Zambie : le président Hichilema prête serment pour un second mandat
Par AFP Par Obert SIMWANZA © 2026 AFP
Le président Hakainde Hichilema a prêté serment pour un second mandat mardi à la tête de la Zambie, où le principal meneur de l'opposition, arrivé deuxième à la présidentielle, est en prison, inculpé de trahison.
Le scrutin du 13 août avait été entaché d'accusations d'intimidation, de partialité et de restrictions visant l'opposition, ternissant la réputation démocratique de ce pays d'Afrique australe riche en cuivre.

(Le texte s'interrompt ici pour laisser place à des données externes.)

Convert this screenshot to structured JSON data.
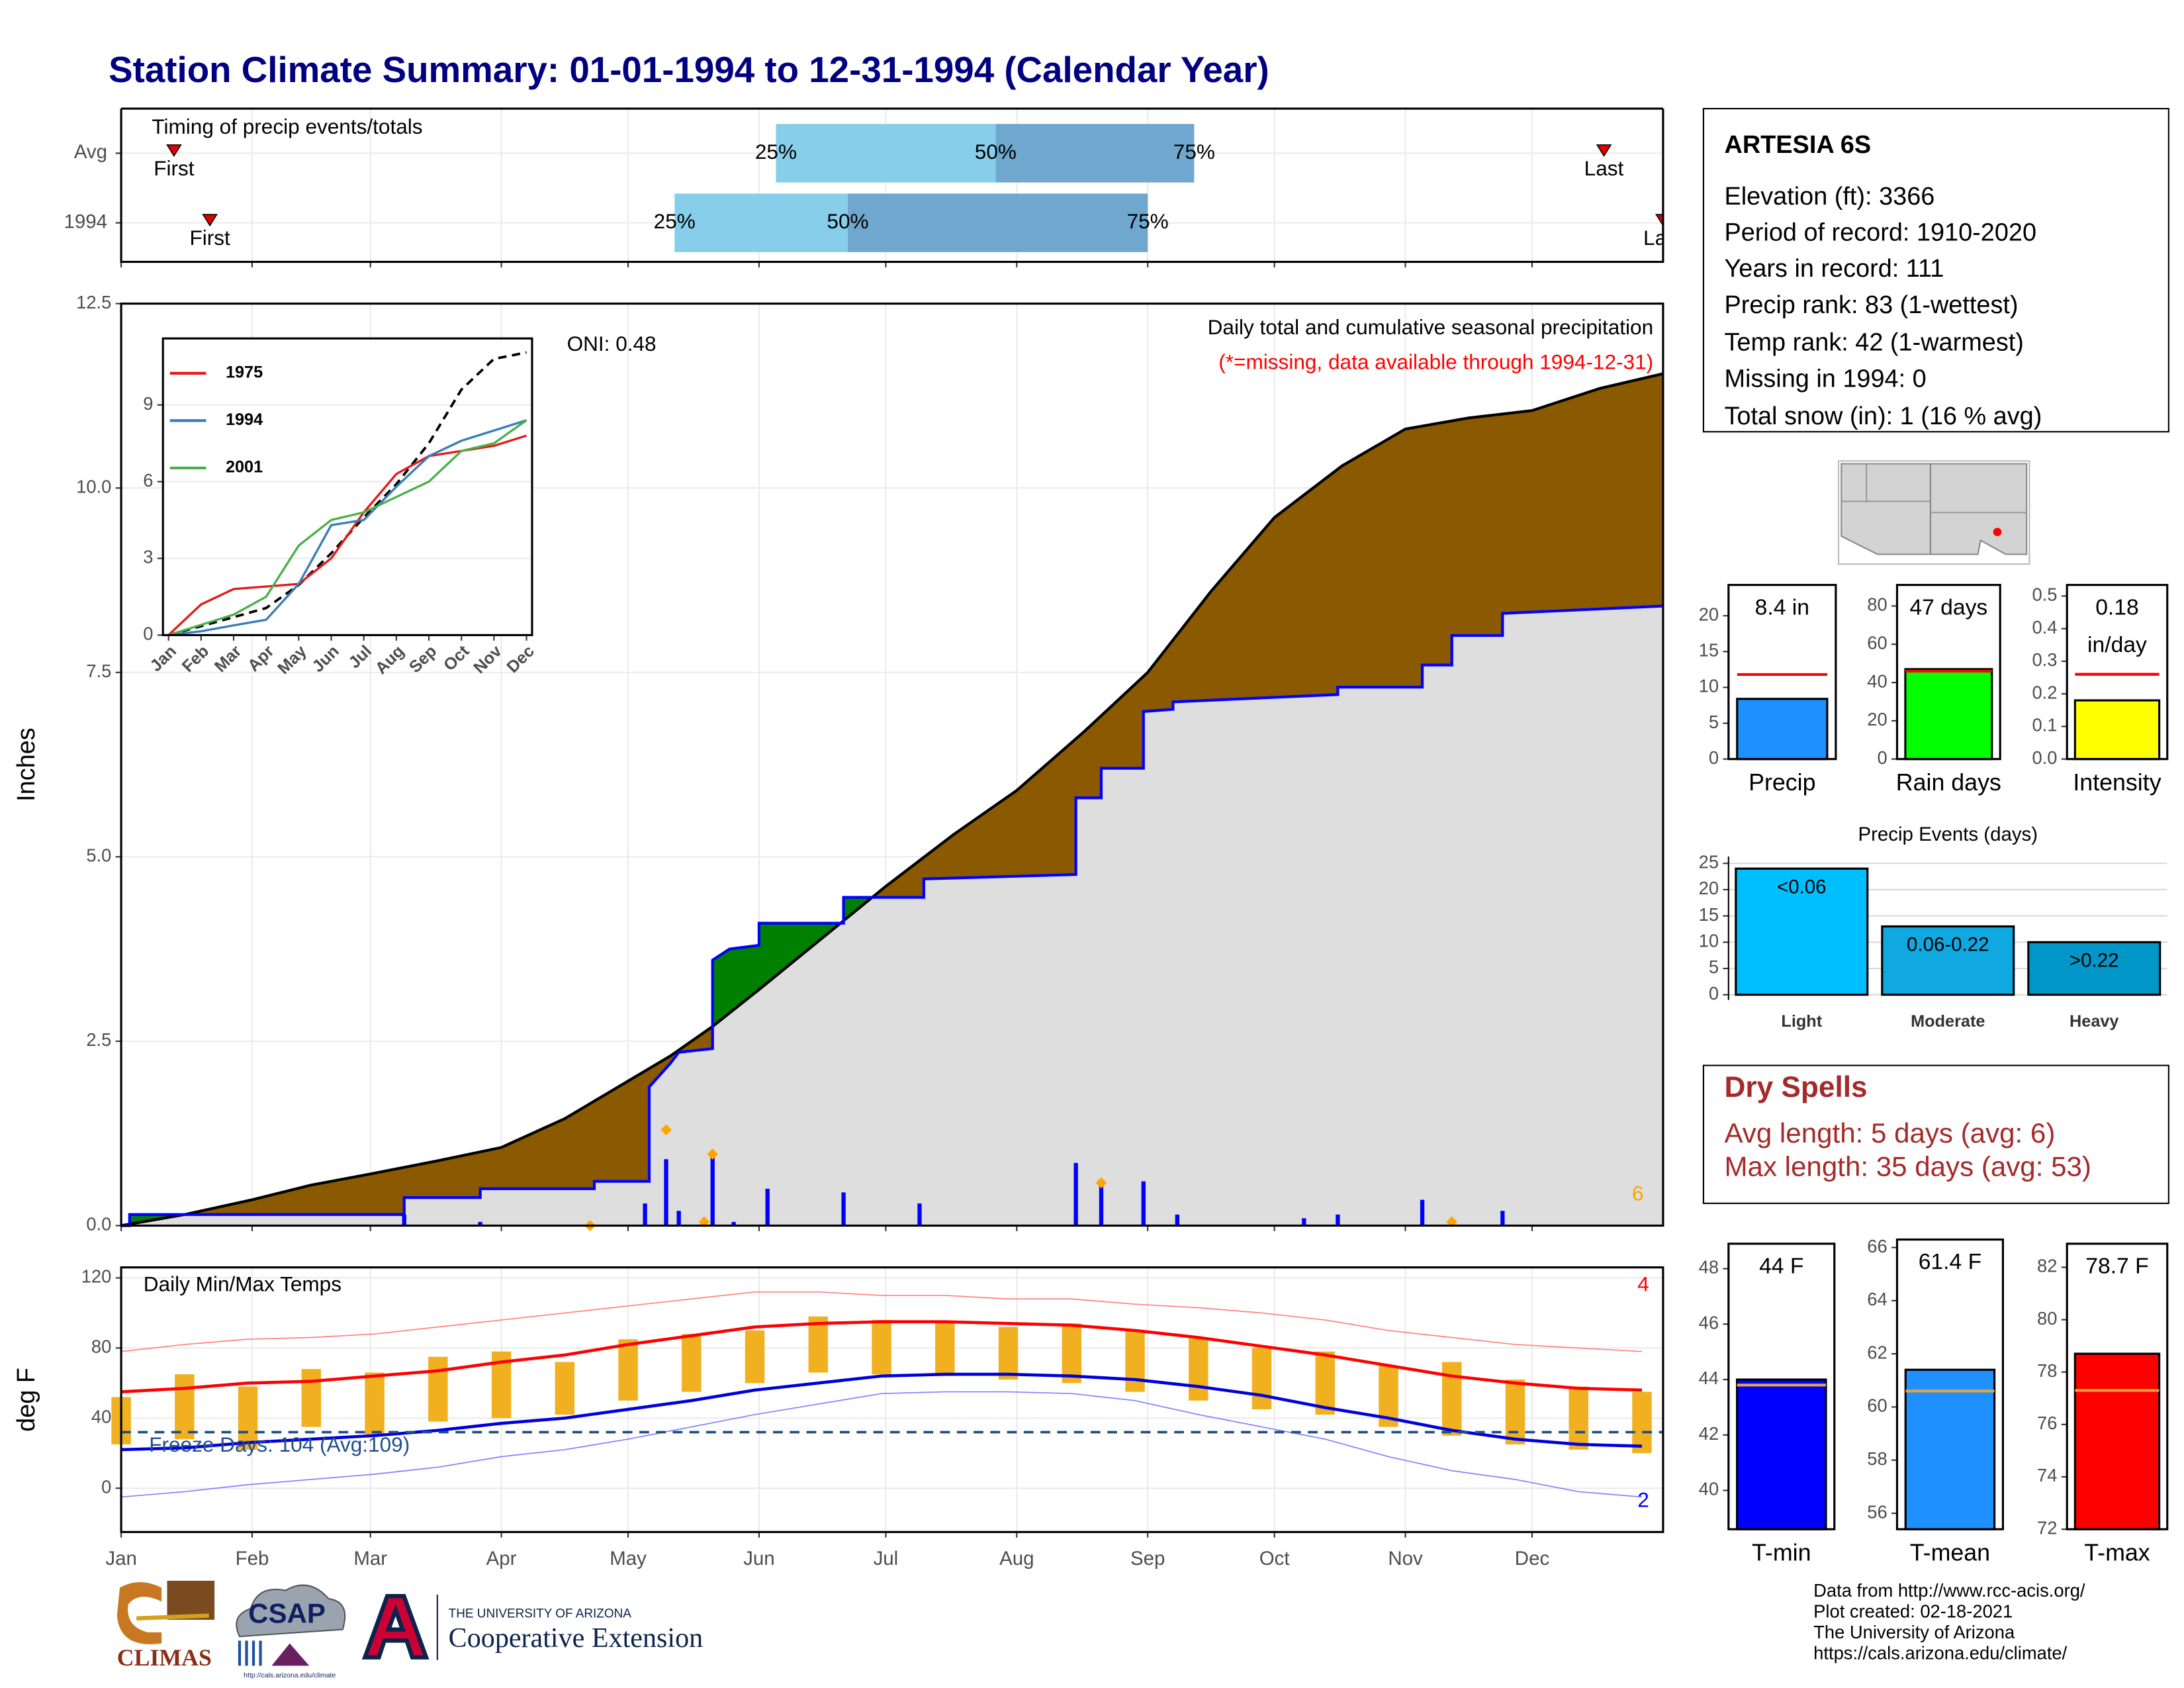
{
  "title": "Station Climate Summary: 01-01-1994 to 12-31-1994 (Calendar Year)",
  "station": {
    "name": "ARTESIA 6S",
    "lines": [
      "Elevation (ft): 3366",
      "Period of record: 1910-2020",
      "Years in record: 111",
      "Precip rank: 83 (1-wettest)",
      "Temp rank: 42 (1-warmest)",
      "Missing in 1994: 0",
      "Total snow (in): 1 (16 % avg)"
    ]
  },
  "dry_spells": {
    "title": "Dry Spells",
    "lines": [
      "Avg length: 5 days (avg: 6)",
      "Max length: 35 days (avg: 53)"
    ]
  },
  "footer": {
    "lines": [
      "Data from http://www.rcc-acis.org/",
      "Plot created: 02-18-2021",
      "The University of Arizona",
      "https://cals.arizona.edu/climate/"
    ]
  },
  "logos": {
    "climas": "CLIMAS",
    "csap": "CSAP",
    "csap_url": "http://cals.arizona.edu/climate",
    "university": "THE UNIVERSITY OF ARIZONA",
    "extension": "Cooperative Extension"
  },
  "chart_data": [
    {
      "type": "range",
      "title": "Timing of precip events/totals",
      "categories": [
        "Avg",
        "1994"
      ],
      "series": [
        {
          "name": "First",
          "values": [
            12.5,
            21
          ]
        },
        {
          "name": "25%",
          "values": [
            155,
            131
          ]
        },
        {
          "name": "50%",
          "values": [
            207,
            172
          ]
        },
        {
          "name": "75%",
          "values": [
            254,
            243
          ]
        },
        {
          "name": "Last",
          "values": [
            351,
            365
          ]
        }
      ],
      "colors": [
        "#87ceeb",
        "#6fa7cf"
      ],
      "marker_color": "#e00000",
      "xlim": [
        0,
        365
      ],
      "xticks": [
        0,
        31,
        59,
        90,
        120,
        151,
        181,
        212,
        243,
        273,
        304,
        334
      ]
    },
    {
      "type": "cumulative",
      "title": "Daily total and cumulative seasonal precipitation",
      "subtitle": "(*=missing, data available through 1994-12-31)",
      "annotation": "ONI: 0.48",
      "snow_count": 6,
      "ylabel": "Inches",
      "xlim": [
        0,
        365
      ],
      "ylim": [
        0,
        12.5
      ],
      "yticks": [
        {
          "value": 0,
          "label": "0.0"
        },
        {
          "value": 2.5,
          "label": "2.5"
        },
        {
          "value": 5,
          "label": "5.0"
        },
        {
          "value": 7.5,
          "label": "7.5"
        },
        {
          "value": 10,
          "label": "10.0"
        },
        {
          "value": 12.5,
          "label": "12.5"
        }
      ],
      "xticks": [
        0,
        31,
        59,
        90,
        120,
        151,
        181,
        212,
        243,
        273,
        304,
        334
      ],
      "normal": {
        "x": [
          0,
          15,
          31,
          45,
          59,
          75,
          90,
          105,
          120,
          130,
          140,
          151,
          166,
          181,
          197,
          212,
          228,
          243,
          258,
          273,
          289,
          304,
          319,
          334,
          350,
          365
        ],
        "values": [
          0,
          0.15,
          0.35,
          0.55,
          0.7,
          0.88,
          1.06,
          1.45,
          1.96,
          2.3,
          2.7,
          3.2,
          3.9,
          4.6,
          5.3,
          5.9,
          6.7,
          7.5,
          8.6,
          9.6,
          10.3,
          10.8,
          10.95,
          11.05,
          11.35,
          11.55
        ]
      },
      "observed": {
        "x": [
          0,
          2,
          2,
          67,
          67,
          85,
          85,
          112,
          112,
          125,
          125,
          130,
          132,
          140,
          140,
          144,
          151,
          151,
          171,
          171,
          190,
          190,
          226,
          226,
          232,
          232,
          242,
          242,
          249,
          249,
          288,
          288,
          308,
          308,
          315,
          315,
          327,
          327,
          365
        ],
        "values": [
          0,
          0,
          0.15,
          0.15,
          0.38,
          0.38,
          0.5,
          0.5,
          0.6,
          0.6,
          1.88,
          2.2,
          2.35,
          2.4,
          3.6,
          3.75,
          3.8,
          4.1,
          4.1,
          4.45,
          4.45,
          4.7,
          4.76,
          5.8,
          5.8,
          6.2,
          6.2,
          6.97,
          7.0,
          7.1,
          7.2,
          7.3,
          7.3,
          7.6,
          7.6,
          8.0,
          8.0,
          8.3,
          8.4
        ]
      },
      "daily": {
        "x": [
          67,
          85,
          124,
          129,
          132,
          140,
          145,
          153,
          171,
          189,
          226,
          232,
          242,
          250,
          280,
          288,
          308,
          327
        ],
        "values": [
          0.15,
          0.05,
          0.3,
          0.9,
          0.2,
          0.96,
          0.05,
          0.5,
          0.45,
          0.3,
          0.85,
          0.6,
          0.6,
          0.15,
          0.1,
          0.15,
          0.35,
          0.2
        ]
      },
      "markers": {
        "x": [
          111,
          138,
          129,
          140,
          232,
          315
        ],
        "values": [
          0.0,
          0.05,
          1.3,
          0.97,
          0.58,
          0.05
        ]
      },
      "colors": {
        "normal": "#000000",
        "observed": "#0000ff",
        "deficit": "#8b5a00",
        "surplus": "#008000",
        "base": "#dedede",
        "daily": "#0000ff",
        "markers": "#ffa500"
      }
    },
    {
      "type": "line",
      "categories": [
        "Jan",
        "Feb",
        "Mar",
        "Apr",
        "May",
        "Jun",
        "Jul",
        "Aug",
        "Sep",
        "Oct",
        "Nov",
        "Dec"
      ],
      "ylim": [
        0,
        11.6
      ],
      "yticks": [
        0,
        3,
        6,
        9
      ],
      "average": {
        "values": [
          0,
          0.35,
          0.7,
          1.06,
          1.96,
          3.2,
          4.6,
          5.9,
          7.5,
          9.6,
          10.8,
          11.05
        ],
        "color": "#000000"
      },
      "series": [
        {
          "name": "1975",
          "color": "#e41a1c",
          "values": [
            0,
            1.2,
            1.8,
            1.9,
            2.0,
            3.0,
            4.8,
            6.3,
            7.0,
            7.2,
            7.4,
            7.8
          ]
        },
        {
          "name": "1994",
          "color": "#377eb8",
          "values": [
            0,
            0.15,
            0.38,
            0.6,
            2.0,
            4.3,
            4.5,
            5.8,
            7.0,
            7.6,
            8.0,
            8.4
          ]
        },
        {
          "name": "2001",
          "color": "#4daf4a",
          "values": [
            0,
            0.4,
            0.8,
            1.5,
            3.5,
            4.5,
            4.8,
            5.4,
            6.0,
            7.2,
            7.5,
            8.4
          ]
        }
      ]
    },
    {
      "type": "temperature",
      "title": "Daily Min/Max Temps",
      "annotation": "Freeze Days: 104 (Avg:109)",
      "ylabel": "deg F",
      "record_high_count": 4,
      "record_low_count": 2,
      "xlim": [
        0,
        365
      ],
      "ylim": [
        -25,
        126
      ],
      "yticks": [
        0,
        40,
        80,
        120
      ],
      "freeze_threshold": 32,
      "xticks": [
        {
          "value": 0,
          "label": "Jan"
        },
        {
          "value": 31,
          "label": "Feb"
        },
        {
          "value": 59,
          "label": "Mar"
        },
        {
          "value": 90,
          "label": "Apr"
        },
        {
          "value": 120,
          "label": "May"
        },
        {
          "value": 151,
          "label": "Jun"
        },
        {
          "value": 181,
          "label": "Jul"
        },
        {
          "value": 212,
          "label": "Aug"
        },
        {
          "value": 243,
          "label": "Sep"
        },
        {
          "value": 273,
          "label": "Oct"
        },
        {
          "value": 304,
          "label": "Nov"
        },
        {
          "value": 334,
          "label": "Dec"
        }
      ],
      "x": [
        0,
        15,
        30,
        45,
        60,
        75,
        90,
        105,
        120,
        135,
        150,
        165,
        180,
        195,
        210,
        225,
        240,
        255,
        270,
        285,
        300,
        315,
        330,
        345,
        360
      ],
      "normal_max": {
        "color": "#ff0000",
        "values": [
          55,
          57,
          60,
          61,
          64,
          67,
          72,
          76,
          82,
          87,
          92,
          94,
          95,
          95,
          94,
          93,
          90,
          86,
          81,
          76,
          70,
          64,
          60,
          57,
          56
        ]
      },
      "normal_min": {
        "color": "#0000dd",
        "values": [
          22,
          23,
          26,
          28,
          30,
          33,
          37,
          40,
          45,
          50,
          56,
          60,
          64,
          65,
          65,
          64,
          62,
          58,
          53,
          46,
          40,
          33,
          28,
          25,
          24
        ]
      },
      "record_max": {
        "color": "#ff8080",
        "values": [
          78,
          82,
          85,
          86,
          88,
          92,
          96,
          100,
          104,
          108,
          112,
          112,
          110,
          110,
          108,
          108,
          105,
          103,
          100,
          96,
          90,
          86,
          82,
          80,
          78
        ]
      },
      "record_min": {
        "color": "#8080ff",
        "values": [
          -5,
          -2,
          2,
          5,
          8,
          12,
          18,
          22,
          28,
          35,
          42,
          48,
          54,
          55,
          55,
          54,
          50,
          42,
          35,
          28,
          18,
          10,
          5,
          -2,
          -5
        ]
      },
      "observed_max": {
        "color": "#f0b020",
        "values": [
          52,
          65,
          58,
          68,
          66,
          75,
          78,
          72,
          85,
          88,
          90,
          98,
          96,
          95,
          92,
          94,
          90,
          86,
          80,
          78,
          70,
          72,
          62,
          58,
          55
        ]
      },
      "observed_min": {
        "color": "#f0b020",
        "values": [
          25,
          28,
          22,
          35,
          30,
          38,
          40,
          42,
          50,
          55,
          60,
          66,
          65,
          64,
          62,
          60,
          55,
          50,
          45,
          42,
          35,
          30,
          25,
          22,
          20
        ]
      }
    },
    {
      "type": "bar",
      "categories": [
        "Precip"
      ],
      "values": [
        8.4
      ],
      "value_labels": [
        "8.4 in"
      ],
      "color": "#1e90ff",
      "reference": 11.8,
      "reference_color": "#ff0000",
      "ylim": [
        0,
        24.3
      ],
      "yticks": [
        0,
        5,
        10,
        15,
        20
      ]
    },
    {
      "type": "bar",
      "categories": [
        "Rain days"
      ],
      "values": [
        47
      ],
      "value_labels": [
        "47 days"
      ],
      "color": "#00ff00",
      "reference": 46,
      "reference_color": "#ff0000",
      "ylim": [
        0,
        91
      ],
      "yticks": [
        0,
        20,
        40,
        60,
        80
      ]
    },
    {
      "type": "bar",
      "categories": [
        "Intensity"
      ],
      "values": [
        0.18
      ],
      "value_labels": [
        "0.18"
      ],
      "unit_label": "in/day",
      "color": "#ffff00",
      "reference": 0.26,
      "reference_color": "#ff0000",
      "ylim": [
        0,
        0.534
      ],
      "yticks": [
        {
          "value": 0,
          "label": "0.0"
        },
        0.1,
        0.2,
        0.3,
        0.4,
        0.5
      ]
    },
    {
      "type": "bar",
      "title": "Precip Events (days)",
      "categories": [
        "Light",
        "Moderate",
        "Heavy"
      ],
      "values": [
        24,
        13,
        10
      ],
      "bar_labels": [
        "<0.06",
        "0.06-0.22",
        ">0.22"
      ],
      "colors": [
        "#00bfff",
        "#0fa8e0",
        "#0096c8"
      ],
      "grid": true,
      "ylim": [
        -1,
        26.3
      ],
      "yticks": [
        0,
        5,
        10,
        15,
        20,
        25
      ]
    },
    {
      "type": "bar",
      "categories": [
        "T-min"
      ],
      "values": [
        44
      ],
      "value_labels": [
        "44 F"
      ],
      "color": "#0000ff",
      "reference": 43.8,
      "reference_color": "#e8a33c",
      "ylim": [
        38.6,
        48.9
      ],
      "yticks": [
        40,
        42,
        44,
        46,
        48
      ]
    },
    {
      "type": "bar",
      "categories": [
        "T-mean"
      ],
      "values": [
        61.4
      ],
      "value_labels": [
        "61.4 F"
      ],
      "color": "#1e90ff",
      "reference": 60.6,
      "reference_color": "#e8a33c",
      "ylim": [
        55.4,
        66.3
      ],
      "yticks": [
        56,
        58,
        60,
        62,
        64,
        66
      ]
    },
    {
      "type": "bar",
      "categories": [
        "T-max"
      ],
      "values": [
        78.7
      ],
      "value_labels": [
        "78.7 F"
      ],
      "color": "#ff0000",
      "reference": 77.3,
      "reference_color": "#e8a33c",
      "ylim": [
        72,
        82.9
      ],
      "yticks": [
        72,
        74,
        76,
        78,
        80,
        82
      ]
    }
  ]
}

Des milliers de personnes vêtues du rouge du parti UPND de Hakainde Hichilema ont néanmoins rempli mardi le stade de Lusaka pour le serment du président. Seule une poignée de dirigeants africains y participaient, selon des images de la télévision publique.
"Après avoir accompli le plus gros du travail au cours de notre premier mandat, les cinq prochaines années seront placées sous le signe de la croissance, de l'expansion, des opportunités et de la prospérité pour l'ensemble de notre population", a déclaré Hakainde Hichilema devant un stade comble.
La Zambie a renoué avec la croissance économique sous son mandat entamé en 2021, avec des réformes favorables au marché qui ont fait reculer l'inflation. Il a également aboli la peine de mort et rendu l'enseignement primaire et secondaire gratuits. Mais ses détracteurs affirment toutefois que cette croissance n'a pas encore profité aux plus modestes.
Reconnaissant les "difficultés liées au coût de la vie", Hichilema a déclaré : "Il reste encore beaucoup à faire. Et c'est précisément l'objet de ce mandat".
Selon la Banque mondiale, plus de 70% des 22 millions d'habitants de la Zambie vivent avec moins de trois dollars par jour.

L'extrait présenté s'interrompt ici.